La maison des enchantements est un HUIS CLOS à double titre : le suspense tourne autour d'un château ancestral lugubre hanté par un fantôme, dans un village isolé par les chutes de neige et menaces d'éboulements. Comme il s'agit de la collection "reines du crime" j'ai envisagé le suspect le plus improbable, mais je me suis trompée du tout au tout. Margaret Erskine livre un classique propre et net mais qui constitue néanmoins une bonne surprise
Septimus est chargé par sa tante Lilian (Vereker) d'aller rendre visite à Winifred, la fille de sa meilleure amie, dont un courrier l'a alarmée, pour s'assurer que son mari n'a pas d'intention meurtrière à son égard. Peu avant d'arriver à destination,
l'inspecteur du CID (police judiciaire anglaise), trouve une automobile enfoncée dans une congère et à l'intérieur, un cadavre à la gorge tranchée. L'assassin n'a pas s'enfuir ailleurs qu'au village de Blantéor. A l'hôtel, Septimus croise différents personnages bizarres, qui feront tour à tour l'objet de mes soupçons, sans que ne m'effleure la magistrale manipulation à l'oeuvre !

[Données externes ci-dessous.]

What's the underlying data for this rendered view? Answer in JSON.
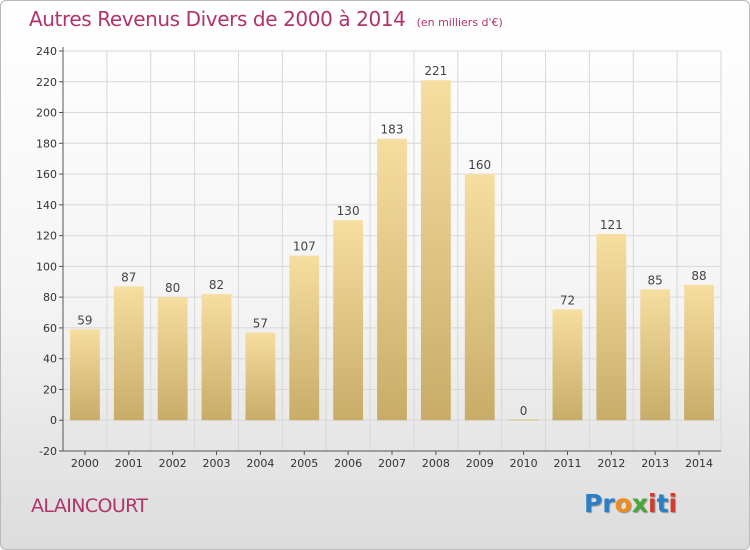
{
  "header": {
    "title": "Autres Revenus Divers de 2000 à 2014",
    "subtitle": "(en milliers d'€)"
  },
  "footer": {
    "commune": "ALAINCOURT",
    "logo_letters": [
      {
        "ch": "P",
        "color": "#2a7ec3"
      },
      {
        "ch": "r",
        "color": "#2a7ec3"
      },
      {
        "ch": "o",
        "color": "#f08c1e"
      },
      {
        "ch": "x",
        "color": "#4aa43a"
      },
      {
        "ch": "i",
        "color": "#d23c2c"
      },
      {
        "ch": "t",
        "color": "#2a7ec3"
      },
      {
        "ch": "i",
        "color": "#d23c2c"
      }
    ]
  },
  "colors": {
    "title": "#b0336b",
    "bar_top": "#f6dea0",
    "bar_bottom": "#c8ac68",
    "grid": "#d8d8d8"
  },
  "chart_data": {
    "type": "bar",
    "title": "Autres Revenus Divers de 2000 à 2014",
    "subtitle": "(en milliers d'€)",
    "xlabel": "",
    "ylabel": "",
    "categories": [
      "2000",
      "2001",
      "2002",
      "2003",
      "2004",
      "2005",
      "2006",
      "2007",
      "2008",
      "2009",
      "2010",
      "2011",
      "2012",
      "2013",
      "2014"
    ],
    "values": [
      59,
      87,
      80,
      82,
      57,
      107,
      130,
      183,
      221,
      160,
      0,
      72,
      121,
      85,
      88
    ],
    "ylim": [
      -20,
      240
    ],
    "yticks": [
      -20,
      0,
      20,
      40,
      60,
      80,
      100,
      120,
      140,
      160,
      180,
      200,
      220,
      240
    ],
    "grid": true
  }
}
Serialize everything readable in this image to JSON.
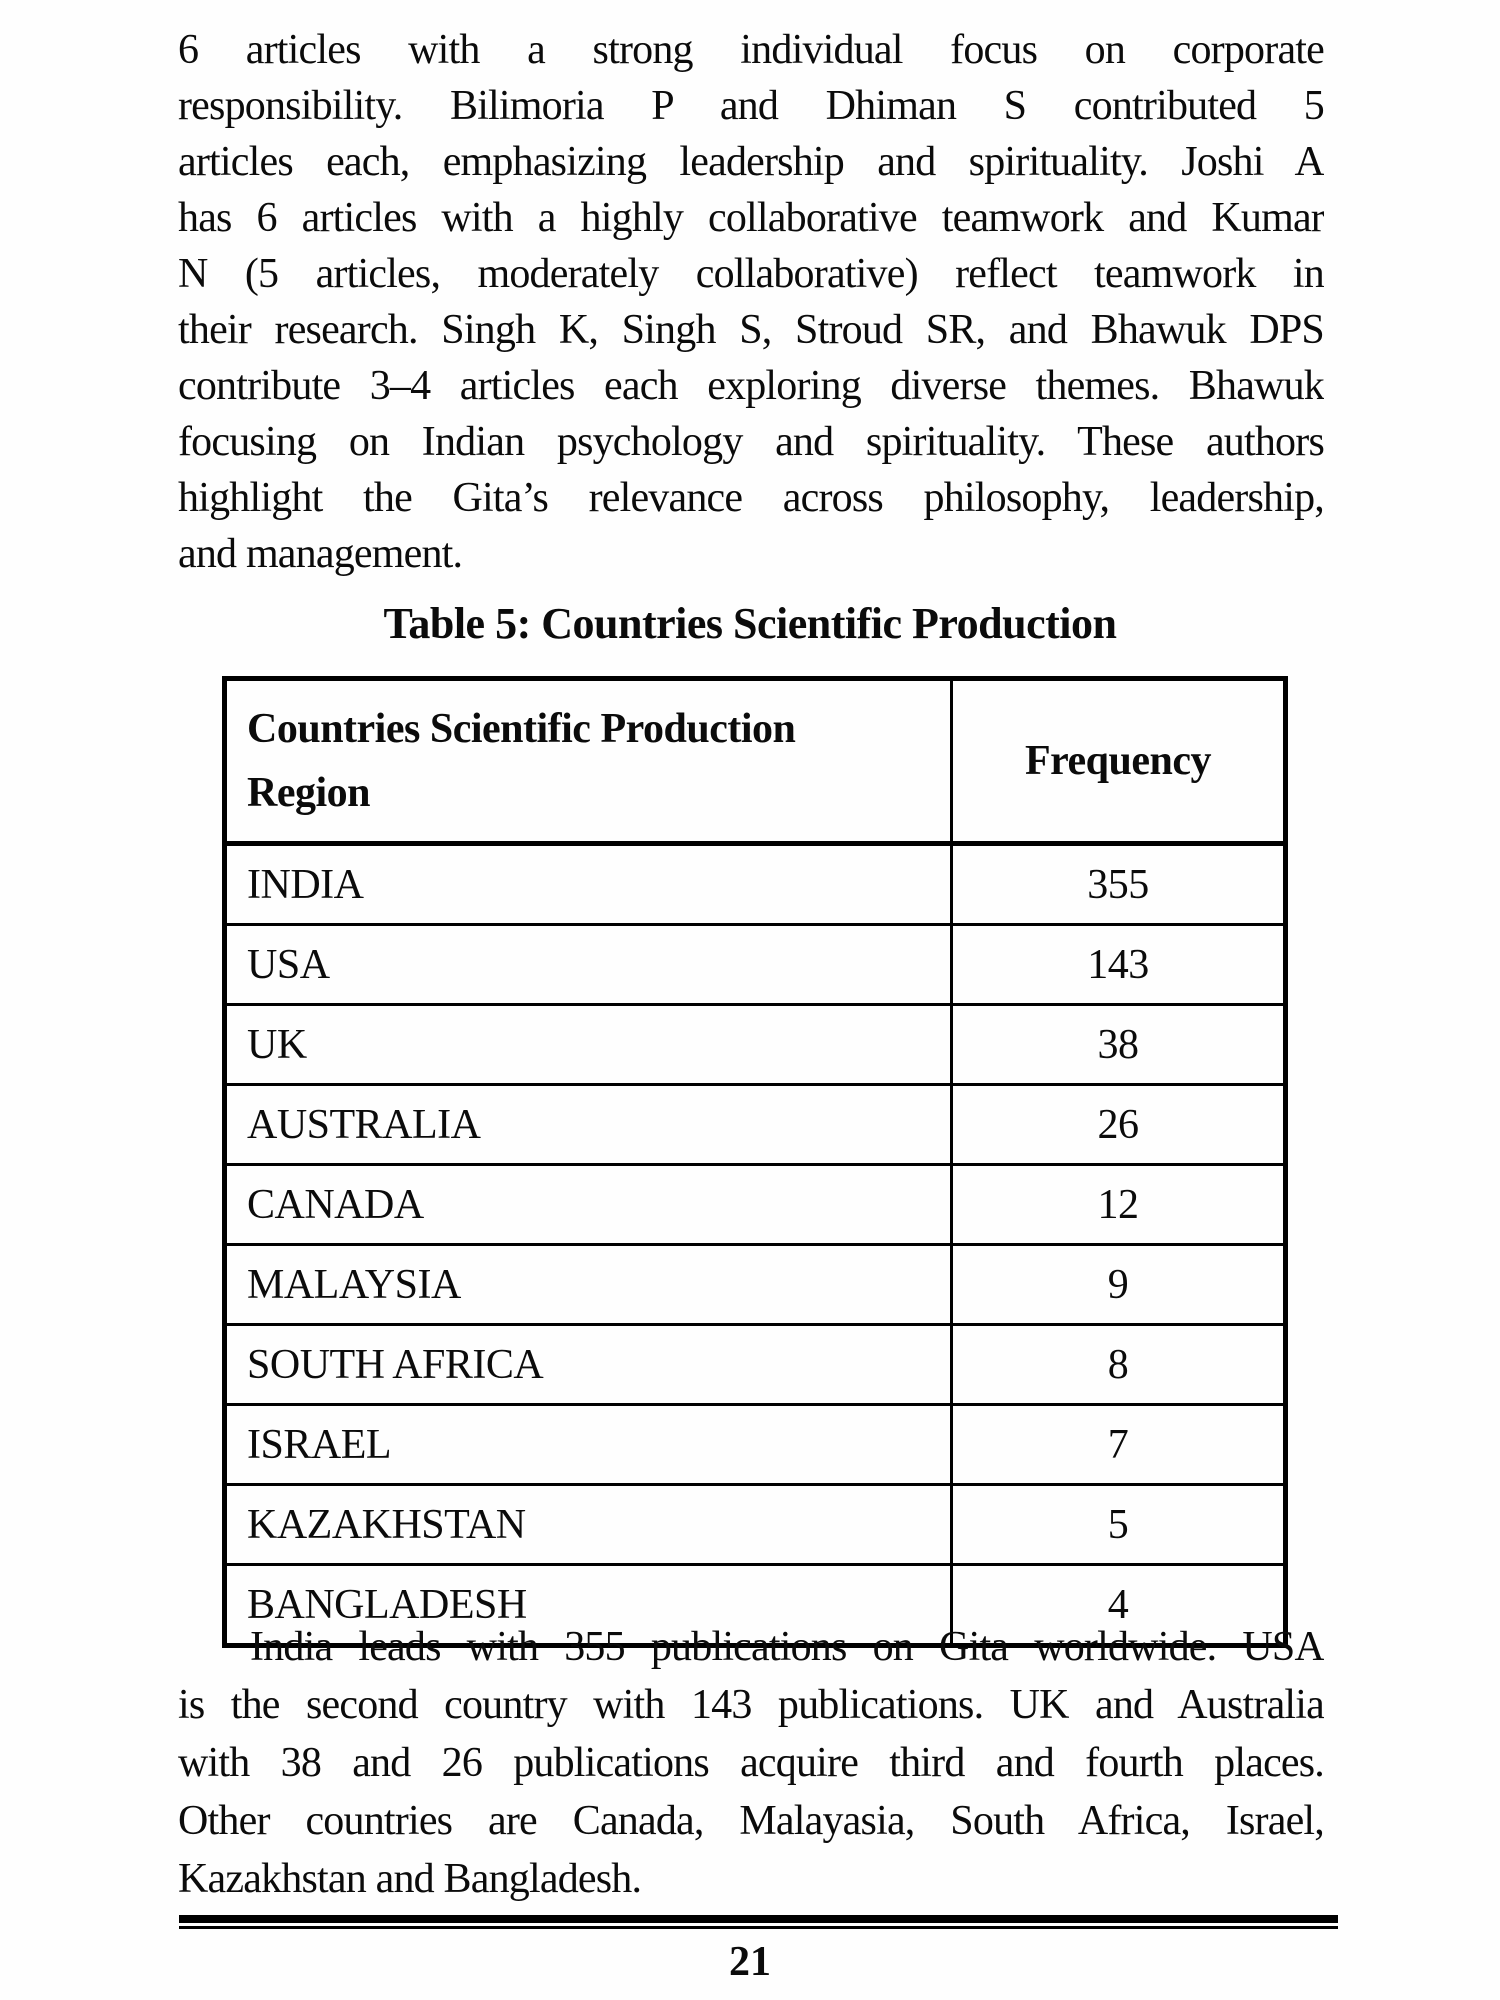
{
  "paragraph1": {
    "lines": [
      "6 articles with a strong individual focus on corporate",
      "responsibility. Bilimoria P and Dhiman S contributed 5",
      "articles each, emphasizing leadership and spirituality. Joshi A",
      "has 6 articles with a highly collaborative teamwork and Kumar",
      "N (5 articles, moderately collaborative) reflect teamwork in",
      "their research. Singh K, Singh S, Stroud SR, and Bhawuk DPS",
      "contribute 3–4 articles each exploring diverse themes. Bhawuk",
      "focusing on Indian psychology and spirituality. These authors",
      "highlight the Gita’s relevance across philosophy, leadership,",
      "and management."
    ]
  },
  "table": {
    "title": "Table 5: Countries Scientific Production",
    "header": {
      "col1_line1": "Countries Scientific Production",
      "col1_line2": "Region",
      "col2": "Frequency"
    },
    "rows": [
      {
        "region": "INDIA",
        "frequency": "355"
      },
      {
        "region": "USA",
        "frequency": "143"
      },
      {
        "region": "UK",
        "frequency": "38"
      },
      {
        "region": "AUSTRALIA",
        "frequency": "26"
      },
      {
        "region": "CANADA",
        "frequency": "12"
      },
      {
        "region": "MALAYSIA",
        "frequency": "9"
      },
      {
        "region": "SOUTH AFRICA",
        "frequency": "8"
      },
      {
        "region": "ISRAEL",
        "frequency": "7"
      },
      {
        "region": "KAZAKHSTAN",
        "frequency": "5"
      },
      {
        "region": "BANGLADESH",
        "frequency": "4"
      }
    ]
  },
  "paragraph2": {
    "lines": [
      "India leads with 355 publications on Gita worldwide. USA",
      "is the second country with 143 publications. UK and Australia",
      "with 38 and 26 publications acquire third and fourth places.",
      "Other countries are Canada, Malayasia, South Africa, Israel,",
      "Kazakhstan and Bangladesh."
    ]
  },
  "footer": {
    "page_number": "21"
  }
}
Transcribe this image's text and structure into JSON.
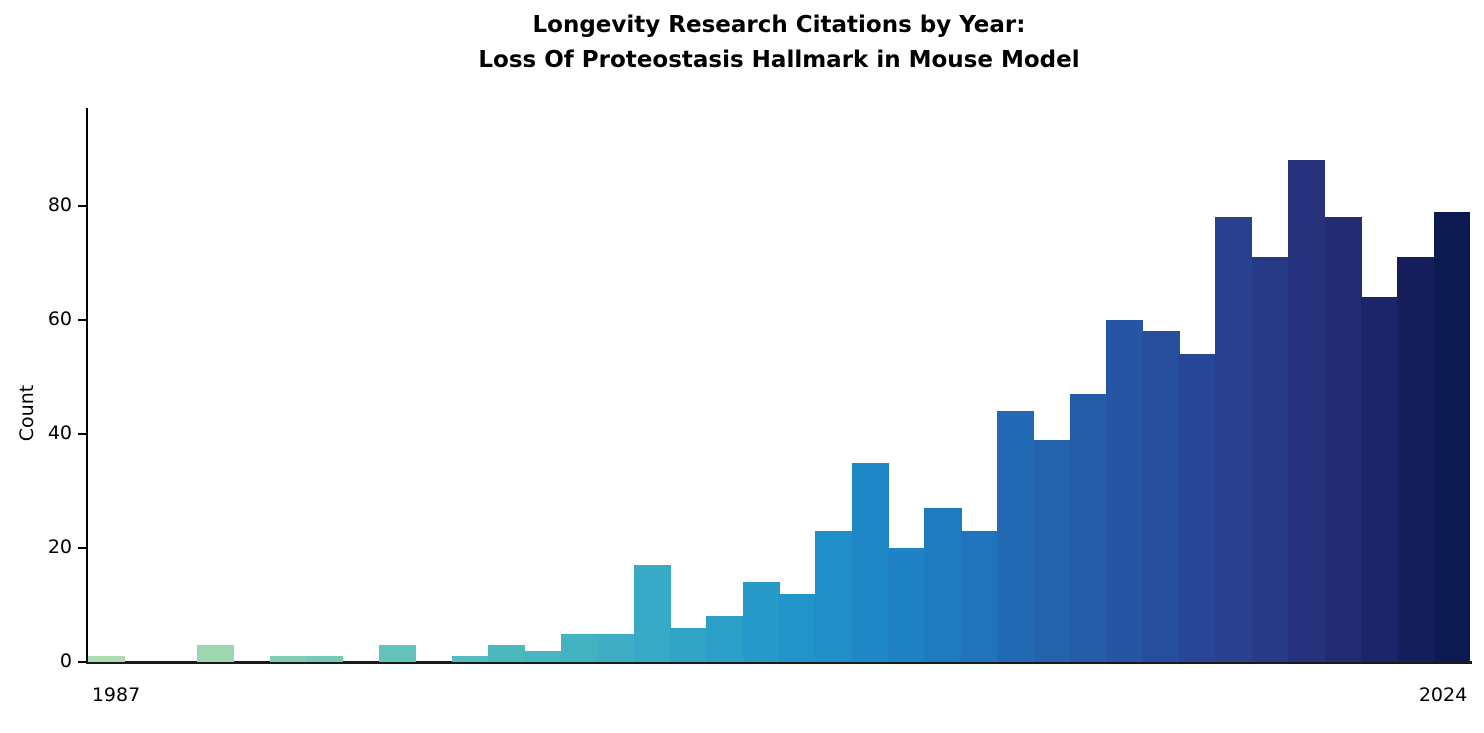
{
  "chart_data": {
    "type": "bar",
    "title_lines": [
      "Longevity Research Citations by Year:",
      "Loss Of Proteostasis Hallmark in Mouse Model"
    ],
    "ylabel": "Count",
    "xlabel": "",
    "categories": [
      1987,
      1988,
      1989,
      1990,
      1991,
      1992,
      1993,
      1994,
      1995,
      1996,
      1997,
      1998,
      1999,
      2000,
      2001,
      2002,
      2003,
      2004,
      2005,
      2006,
      2007,
      2008,
      2009,
      2010,
      2011,
      2012,
      2013,
      2014,
      2015,
      2016,
      2017,
      2018,
      2019,
      2020,
      2021,
      2022,
      2023,
      2024
    ],
    "values": [
      1,
      0,
      0,
      3,
      0,
      1,
      1,
      0,
      3,
      0,
      1,
      3,
      2,
      5,
      5,
      17,
      6,
      8,
      14,
      12,
      23,
      35,
      20,
      27,
      23,
      44,
      39,
      47,
      60,
      58,
      54,
      78,
      71,
      88,
      78,
      64,
      71,
      79
    ],
    "bar_colors": [
      "#aedcb0",
      "#a8daaf",
      "#a2d8ae",
      "#9cd7ae",
      "#8bd1b1",
      "#80cdb4",
      "#76cab6",
      "#6cc7b8",
      "#63c3ba",
      "#5bbfbc",
      "#53bcbe",
      "#4cb9c0",
      "#47b6c1",
      "#43b3c2",
      "#3daec4",
      "#38aac6",
      "#32a5c7",
      "#2c9fc8",
      "#279ac9",
      "#2394c9",
      "#208ec8",
      "#1e88c6",
      "#1e82c4",
      "#1f7bc0",
      "#2173bb",
      "#226bb4",
      "#2363ae",
      "#245ca8",
      "#2555a3",
      "#264e9d",
      "#274796",
      "#28408e",
      "#273a86",
      "#26327c",
      "#232b72",
      "#1d2568",
      "#161f5c",
      "#0d1a52"
    ],
    "yticks": [
      0,
      20,
      40,
      60,
      80
    ],
    "ylim": [
      0,
      96.8
    ],
    "xtick_labels_shown": [
      "1987",
      "2024"
    ],
    "grid": false,
    "legend": null,
    "background_color": "#ffffff",
    "axis_color": "#000000"
  }
}
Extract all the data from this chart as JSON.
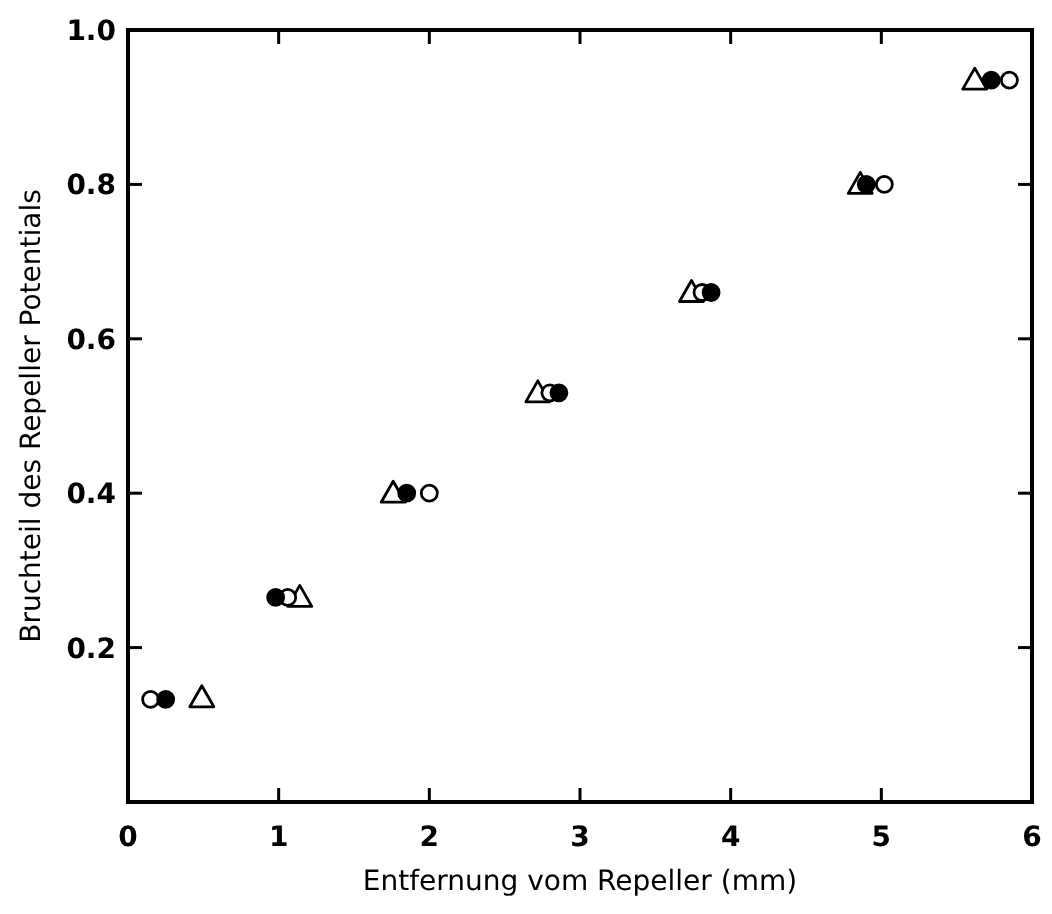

Whodunit classique des années 50, A Graveyard Plot (1959) de Margaret Erskine, auteure canadienne, est la première apparition de l'inspecteur Septimus Finch. Près de dix ans se passent avant sa deuxième enquête, mais il réapparaît ensuite dans une vingtaine de titres jusqu'en 1978. Il cache sous une apparente placidité débonnaire la vivacité de son intuition.